Autrefois, un événement, même pénible ou douloureux, était souvent resitué dans son contexte, et l’on comprenait mieux que certaines circonstances ne pouvaient raisonnablement être imputables à des personnes…
Je pense, par exemple, que l’on entre dans une société où beaucoup de gens ne supportent plus l’idée de mourir: il va bientôt falloir trouver un responsable à tout décès, même le plus «naturel»! Je me souviens de la famille d’un monsieur très cardiaque qui a poursuivi le médecin parce que celui-ci n’était pas arrivé assez vite, à son avis, quand ce monsieur a fait un grave infarctus. L’expertise a révélé que le malade serait mort de toute façon…

On pourrait aussi mentionner l’épée de Damoclès qui est suspendue au-dessus de la tête des maires (etc.) au moindre accident – non seulement sur des équipements municipaux, mais maintenant dans les espaces naturels! – même quand il est dû à l’imprudence des victimes…

Il y a sûrement des choses à faire, voir s’il n’y a pas de négligences graves, mais il semble que l’on ait basculé dans un excès de plus en plus grand.»

La société a, elle aussi, beaucoup changé… Quels impacts ces évolutions et bouleversements ont-ils eus sur le fonctionnement de la Justice?

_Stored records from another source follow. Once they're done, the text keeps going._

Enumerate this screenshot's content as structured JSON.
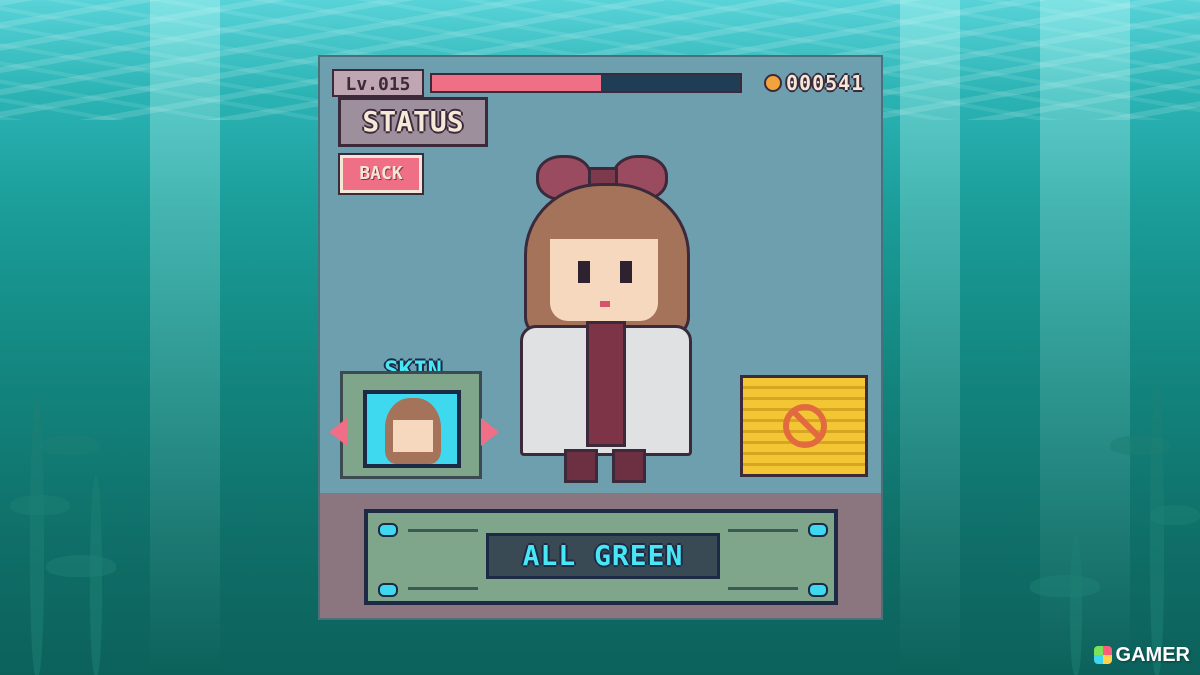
{
  "hud": {
    "level": "Lv.015",
    "hp_fraction": 0.55,
    "coins": "000541"
  },
  "status_tab": {
    "label": "STATUS"
  },
  "back_button": {
    "label": "BACK"
  },
  "skin_selector": {
    "label": "SKIN"
  },
  "status_board": {
    "text": "ALL GREEN"
  },
  "watermark": {
    "text": "GAMER"
  },
  "colors": {
    "hp_fill": "#ef6f86",
    "hp_track": "#1f3e55",
    "accent_cyan": "#47e7f3",
    "locked_yellow": "#f2c634"
  }
}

«Je pense pouvoir dire que, parmi les changements sociétaux qui ont le plus impacté le fonctionnement de la Justice, ceux qui concernent la famille, sa vie et sa conception, ont été les principaux. Ceux-ci sont devenus totalement différents de ce qu’ils ont été en France et en Europe pendant des siècles, où ils étaient marqués par le judéo-christianisme…

Les juges aux affaires familiales sont confrontés à une flambée des contentieux familiaux : divorces, après-divorces, garde des enfants, droits de visite et d’hébergement, pensions alimentaires, partage des biens, séparation de concubins, de personnes «pacsées», mesures pour les enfants naturels… Les services sont submergés!

En nombre d’affaires, le contentieux familial dépasse à lui seul tout le reste du contentieux civil… Il représente plus de 50% des affaires.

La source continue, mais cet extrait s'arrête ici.